Amiable stars put 'Admission' on the wait list
05:00 AM, Mar 21, 2013
The cutthroat and often baffling process of getting into the elite school of one’s choice should lend itself to comedic exploitation of the highest grade.
Unfortunately, Admission (* *1/2 out of four; rated PG-13; opens Friday nationwide) settles for being a genial, predictable and ultimately forgettable romantic comedy.
Tina Fey’s character is a puzzle. She play Portia Nathan, a driven and humorless admissions officer at Princeton. Yet, fairly often she pops off with comic zingers worthy of Liz Lemon, her sassy 30 Rock character. It’s tough to get a firm sense of who she really is: a hard-nosed Ivy League gatekeeper? An emotionally-buffeted lost soul? A sardonic observer?
While it’s certainly possible to encompass all those facets, her character seems to switch jarringly among personas. Consequently, the comic tone of the film seems jumbled. The serious issues it raises the state of university education and the complexity of parent-child relationships feel like props inserted into humorous settings.
Portia lives with Mark (Michael Sheen), a smarmy English professor who reads Chaucer aloud and treats her more like a loyal Labrador than a woman he desires. When that relationship falls apart, Portia is a basket case. She turns to her mother (Lily Tomlin), a free-spirited writer who’s an odd amalgam of trigger-happy feminist and New Age philosophizer, but finds little solace.

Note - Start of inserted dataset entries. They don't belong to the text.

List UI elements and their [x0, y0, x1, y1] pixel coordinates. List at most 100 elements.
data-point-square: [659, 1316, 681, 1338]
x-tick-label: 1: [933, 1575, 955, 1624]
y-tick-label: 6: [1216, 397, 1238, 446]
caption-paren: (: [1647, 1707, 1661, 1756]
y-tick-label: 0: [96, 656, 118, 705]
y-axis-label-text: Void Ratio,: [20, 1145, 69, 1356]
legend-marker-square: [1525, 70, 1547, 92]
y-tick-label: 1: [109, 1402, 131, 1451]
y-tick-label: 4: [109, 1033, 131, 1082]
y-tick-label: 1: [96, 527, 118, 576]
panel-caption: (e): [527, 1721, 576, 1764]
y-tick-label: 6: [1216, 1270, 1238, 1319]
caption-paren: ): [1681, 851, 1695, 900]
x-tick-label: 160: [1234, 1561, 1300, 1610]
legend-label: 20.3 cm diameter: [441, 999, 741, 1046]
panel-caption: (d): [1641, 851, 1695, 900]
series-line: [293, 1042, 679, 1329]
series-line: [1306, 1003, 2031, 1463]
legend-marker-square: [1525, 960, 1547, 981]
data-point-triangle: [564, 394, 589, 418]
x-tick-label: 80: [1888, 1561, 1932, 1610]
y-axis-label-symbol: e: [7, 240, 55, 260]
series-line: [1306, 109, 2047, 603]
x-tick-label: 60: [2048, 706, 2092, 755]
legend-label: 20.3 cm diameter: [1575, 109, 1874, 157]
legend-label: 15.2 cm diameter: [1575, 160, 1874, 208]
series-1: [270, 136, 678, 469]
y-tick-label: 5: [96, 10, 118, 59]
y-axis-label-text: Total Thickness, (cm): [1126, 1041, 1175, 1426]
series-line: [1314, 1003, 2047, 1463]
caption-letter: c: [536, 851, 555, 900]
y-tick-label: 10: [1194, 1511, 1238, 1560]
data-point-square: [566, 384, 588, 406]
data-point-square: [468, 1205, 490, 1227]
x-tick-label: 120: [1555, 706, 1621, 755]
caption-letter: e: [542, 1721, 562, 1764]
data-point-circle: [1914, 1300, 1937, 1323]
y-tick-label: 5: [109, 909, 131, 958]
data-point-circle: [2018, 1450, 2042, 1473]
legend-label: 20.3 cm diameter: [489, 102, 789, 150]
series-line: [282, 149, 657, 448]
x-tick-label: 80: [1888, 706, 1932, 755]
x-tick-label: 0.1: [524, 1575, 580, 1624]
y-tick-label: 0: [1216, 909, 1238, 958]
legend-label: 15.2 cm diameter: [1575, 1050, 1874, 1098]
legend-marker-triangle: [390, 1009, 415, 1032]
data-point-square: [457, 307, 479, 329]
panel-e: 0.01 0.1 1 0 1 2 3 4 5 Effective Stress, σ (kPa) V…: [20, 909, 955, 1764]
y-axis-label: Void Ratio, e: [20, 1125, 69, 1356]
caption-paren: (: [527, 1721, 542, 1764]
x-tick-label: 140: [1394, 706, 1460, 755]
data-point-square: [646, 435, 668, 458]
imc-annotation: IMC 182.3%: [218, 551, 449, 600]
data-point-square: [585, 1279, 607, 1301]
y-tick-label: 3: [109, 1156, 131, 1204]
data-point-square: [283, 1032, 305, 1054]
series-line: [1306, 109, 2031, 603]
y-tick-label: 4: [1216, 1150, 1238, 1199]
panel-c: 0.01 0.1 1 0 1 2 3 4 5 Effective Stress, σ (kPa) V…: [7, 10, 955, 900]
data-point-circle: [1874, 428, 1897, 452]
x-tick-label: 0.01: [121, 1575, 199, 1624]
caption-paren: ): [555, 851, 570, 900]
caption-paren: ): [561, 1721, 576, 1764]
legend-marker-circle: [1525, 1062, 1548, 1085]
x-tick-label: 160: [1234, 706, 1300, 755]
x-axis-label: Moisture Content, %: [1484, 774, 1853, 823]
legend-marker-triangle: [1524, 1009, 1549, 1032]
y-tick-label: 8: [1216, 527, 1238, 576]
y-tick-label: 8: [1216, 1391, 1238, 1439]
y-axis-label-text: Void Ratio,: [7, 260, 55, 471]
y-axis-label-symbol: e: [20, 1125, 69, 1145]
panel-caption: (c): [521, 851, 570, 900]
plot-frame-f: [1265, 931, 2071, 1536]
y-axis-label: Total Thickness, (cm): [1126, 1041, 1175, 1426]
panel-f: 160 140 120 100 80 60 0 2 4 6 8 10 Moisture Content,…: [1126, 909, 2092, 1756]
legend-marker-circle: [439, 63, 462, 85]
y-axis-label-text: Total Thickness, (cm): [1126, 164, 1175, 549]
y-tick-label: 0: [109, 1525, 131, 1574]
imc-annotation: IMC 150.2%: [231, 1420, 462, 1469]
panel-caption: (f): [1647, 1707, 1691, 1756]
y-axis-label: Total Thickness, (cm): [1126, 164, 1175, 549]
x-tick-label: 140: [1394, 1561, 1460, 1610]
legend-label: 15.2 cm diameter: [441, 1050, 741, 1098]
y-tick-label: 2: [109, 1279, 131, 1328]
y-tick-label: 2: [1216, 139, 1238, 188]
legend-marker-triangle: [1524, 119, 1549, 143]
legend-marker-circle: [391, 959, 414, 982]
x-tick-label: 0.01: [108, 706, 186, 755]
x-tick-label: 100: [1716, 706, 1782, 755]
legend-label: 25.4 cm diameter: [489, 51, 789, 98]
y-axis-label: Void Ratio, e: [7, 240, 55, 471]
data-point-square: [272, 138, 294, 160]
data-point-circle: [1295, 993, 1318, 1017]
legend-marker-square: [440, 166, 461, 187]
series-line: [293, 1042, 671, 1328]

Things grow more complicated when Portia encounters former Dartmouth classmate John Pressman (Paul Rudd), the easygoing founder of New Quest, an alternative high school. While Rudd is thoroughly likable, he and Fey lack the requisite chemistry to make audiences care about whether they become a couple.
John is angling for Portia to accept Jeremiah (Nat Wolff), a super-smart but unconventional New Quest student. A subplot involving Jeremiah’s connection to Portia is an intriguing detour.
John and Portia would seem to be polar opposites, which is why we know they must attract. She’s been in the same job for 16 year and doesn’t want children. He’s traveled the world and in the process adopted Nelson (Travaris Spears), a Ugandan orphan.
Portia is a cool customer, strict and uncompromising. Yet after meeting John her composure is upended. Inappropriate kisses, uncontrollable tears, calf birthing and public vomiting ensue. Professional ethics fly out the window. The comedy grows more forced as she grows looser, though there is a clever scene in which Portia and her fellow officers discuss the files of diverse candidates. The students make a fantasy appearance, then drop unceremoniously through a trapdoor in the floor.
It’s as if director Paul Weitz couldn’t decide whether he was making a broad comedy or a wry satire. Weitz has had a nimble touch with comedies such as the undervalued American Dreamz and a superb adaptation of Nick Hornby’s About a Boy. This tale, based on Jean Hanff Korelitz’s book, might not have been the best match of material and director.
For a more compelling take on a similar subject, check out a little-seen gem from last year called Liberal Arts.
Largely because of its engaging cast, Admission is an amiable, but only slightly-above-average, comic romp.